La grazia salvatrice di Dio viene dall’alto (“sola fides – sola gratia”), senza che la ragione abbia nulla da dire o da fare.
Ma – sia chiaro – ciò non è conforme alla visione che la Chiesa e la tradizione cattolica hanno di Dio e dell’uomo. Per la Chiesa infatti la ragione umana può conoscere Dio con certezza e l’uomo non è stato radicalmente e totalmente corrotto dal peccato, come riteneva Lutero.
L’epoca del secolarismo non ha confronti con nessun’altra epoca, perche l’uomo ha sempre aspirato a qualcosa di più e di diverso, non accettando di restare chiuso nella propria finitezza.

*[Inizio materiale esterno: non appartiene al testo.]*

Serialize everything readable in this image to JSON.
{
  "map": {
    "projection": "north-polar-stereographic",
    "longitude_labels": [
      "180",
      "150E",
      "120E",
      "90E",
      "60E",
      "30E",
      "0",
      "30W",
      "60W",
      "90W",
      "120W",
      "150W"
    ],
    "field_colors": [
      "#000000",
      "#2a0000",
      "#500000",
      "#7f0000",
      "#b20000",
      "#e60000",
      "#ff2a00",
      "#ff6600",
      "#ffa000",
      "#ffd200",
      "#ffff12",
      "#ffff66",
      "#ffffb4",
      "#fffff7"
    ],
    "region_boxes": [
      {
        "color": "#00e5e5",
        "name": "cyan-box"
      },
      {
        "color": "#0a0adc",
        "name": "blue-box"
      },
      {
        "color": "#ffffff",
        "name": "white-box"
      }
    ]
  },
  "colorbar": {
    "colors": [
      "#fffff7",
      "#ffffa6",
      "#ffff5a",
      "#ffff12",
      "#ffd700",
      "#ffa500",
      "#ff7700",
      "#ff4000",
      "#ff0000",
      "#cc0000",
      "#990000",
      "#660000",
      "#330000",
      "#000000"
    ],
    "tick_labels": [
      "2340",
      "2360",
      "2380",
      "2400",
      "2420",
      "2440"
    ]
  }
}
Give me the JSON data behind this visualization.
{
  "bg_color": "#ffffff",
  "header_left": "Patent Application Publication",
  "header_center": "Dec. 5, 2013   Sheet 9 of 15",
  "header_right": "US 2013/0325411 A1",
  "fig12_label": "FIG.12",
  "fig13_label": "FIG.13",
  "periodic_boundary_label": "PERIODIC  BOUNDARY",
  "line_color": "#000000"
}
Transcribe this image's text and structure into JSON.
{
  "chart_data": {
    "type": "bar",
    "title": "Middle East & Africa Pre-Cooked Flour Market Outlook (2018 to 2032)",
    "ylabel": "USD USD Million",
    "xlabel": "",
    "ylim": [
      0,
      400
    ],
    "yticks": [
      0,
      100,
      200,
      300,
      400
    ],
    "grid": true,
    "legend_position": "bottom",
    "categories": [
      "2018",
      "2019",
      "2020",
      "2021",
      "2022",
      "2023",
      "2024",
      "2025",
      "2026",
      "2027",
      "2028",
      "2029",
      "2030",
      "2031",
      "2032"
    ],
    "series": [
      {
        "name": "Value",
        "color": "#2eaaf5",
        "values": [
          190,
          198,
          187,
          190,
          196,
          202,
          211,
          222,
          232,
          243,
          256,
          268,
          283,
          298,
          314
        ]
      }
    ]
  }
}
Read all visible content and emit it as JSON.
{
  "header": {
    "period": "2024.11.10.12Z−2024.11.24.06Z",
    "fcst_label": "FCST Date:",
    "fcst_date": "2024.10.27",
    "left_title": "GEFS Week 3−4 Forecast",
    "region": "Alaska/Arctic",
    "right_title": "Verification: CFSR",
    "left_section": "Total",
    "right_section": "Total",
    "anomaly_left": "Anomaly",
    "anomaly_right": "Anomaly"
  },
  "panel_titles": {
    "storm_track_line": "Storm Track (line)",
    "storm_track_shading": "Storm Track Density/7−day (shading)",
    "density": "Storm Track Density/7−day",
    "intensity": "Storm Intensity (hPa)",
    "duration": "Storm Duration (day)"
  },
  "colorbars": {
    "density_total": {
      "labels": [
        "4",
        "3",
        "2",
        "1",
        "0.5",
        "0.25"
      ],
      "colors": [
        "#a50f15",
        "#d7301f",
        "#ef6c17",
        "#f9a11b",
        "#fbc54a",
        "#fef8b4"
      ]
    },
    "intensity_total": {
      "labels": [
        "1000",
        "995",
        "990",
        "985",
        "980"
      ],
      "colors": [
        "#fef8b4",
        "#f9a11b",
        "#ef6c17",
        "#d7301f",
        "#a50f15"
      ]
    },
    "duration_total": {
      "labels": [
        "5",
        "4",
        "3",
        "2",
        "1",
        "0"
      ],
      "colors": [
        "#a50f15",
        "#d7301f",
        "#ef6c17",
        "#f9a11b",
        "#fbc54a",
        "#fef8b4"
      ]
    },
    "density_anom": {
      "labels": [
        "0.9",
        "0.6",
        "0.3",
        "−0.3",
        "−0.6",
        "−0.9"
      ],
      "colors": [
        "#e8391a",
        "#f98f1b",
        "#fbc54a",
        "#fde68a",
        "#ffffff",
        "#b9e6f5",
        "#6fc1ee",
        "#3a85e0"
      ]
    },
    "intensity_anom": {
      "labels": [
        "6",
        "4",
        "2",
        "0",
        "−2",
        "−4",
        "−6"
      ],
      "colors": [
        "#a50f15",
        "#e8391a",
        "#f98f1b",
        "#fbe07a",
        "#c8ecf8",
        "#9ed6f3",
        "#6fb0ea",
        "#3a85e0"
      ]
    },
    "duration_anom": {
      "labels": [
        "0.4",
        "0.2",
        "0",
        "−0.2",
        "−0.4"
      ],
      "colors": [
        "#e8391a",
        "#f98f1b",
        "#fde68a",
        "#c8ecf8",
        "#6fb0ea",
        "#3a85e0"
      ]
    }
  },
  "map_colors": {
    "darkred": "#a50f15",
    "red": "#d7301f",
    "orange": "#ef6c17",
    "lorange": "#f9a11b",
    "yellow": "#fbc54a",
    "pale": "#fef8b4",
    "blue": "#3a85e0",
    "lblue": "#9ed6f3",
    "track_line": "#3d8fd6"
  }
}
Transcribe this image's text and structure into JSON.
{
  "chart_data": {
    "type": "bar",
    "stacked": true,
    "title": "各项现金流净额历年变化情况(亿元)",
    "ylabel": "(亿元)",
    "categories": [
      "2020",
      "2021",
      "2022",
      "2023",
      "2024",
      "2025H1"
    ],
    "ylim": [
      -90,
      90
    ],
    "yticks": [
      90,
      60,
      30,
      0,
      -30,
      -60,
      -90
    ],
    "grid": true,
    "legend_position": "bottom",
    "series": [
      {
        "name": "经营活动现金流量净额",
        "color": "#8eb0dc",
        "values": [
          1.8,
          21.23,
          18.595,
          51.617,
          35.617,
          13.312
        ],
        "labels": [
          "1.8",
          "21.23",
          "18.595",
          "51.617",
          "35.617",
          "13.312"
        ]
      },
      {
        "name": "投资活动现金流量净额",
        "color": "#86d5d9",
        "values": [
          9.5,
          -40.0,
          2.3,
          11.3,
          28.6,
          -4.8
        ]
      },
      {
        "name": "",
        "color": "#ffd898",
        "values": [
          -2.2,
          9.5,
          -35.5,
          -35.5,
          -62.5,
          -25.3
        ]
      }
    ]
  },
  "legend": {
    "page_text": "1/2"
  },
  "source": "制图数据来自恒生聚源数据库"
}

A questo punto, un discorso su Dio ha ancora senso oppure la rottura è tanto radicale che ogni tentativo è destinato all’insuccesso?
Guardando la realtà sino in fondo, spassionatamente, ci accorgiamo che anche l’uomo della città secolare, almeno in certi momenti, si pone i grandi interrogativi sul senso della vita, sulla sofferenza, sulla morte, sul destino dell’uomo e della storia, tanto più che egli constata con i propri occhi l’enorme fragilità di quanto costruisce, il fallimento dei suoi progetti più ambiti.
D’altra parte, proprio nell’uomo della città secolare nascono desideri ed esigenze di solidarietà, di comunione e di giustizia, in cui il Vangelo non può essere assente. Nascono aspirazioni religiose che si cerca di soddisfare col ricorso – piuttosto frequente – alle religioni orientali o all’astrologia e allo spiritismo. Dunque non è spento nel cuore dell’uomo il bisogno dell’Assoluto.
“Chiunque segue Cristo, uomo perfetto, diventa anche lui più uomo” (Gaudium et Spes, n. 41).
E’ un augurio, che nasce dalla speranza e che può diventare certezza.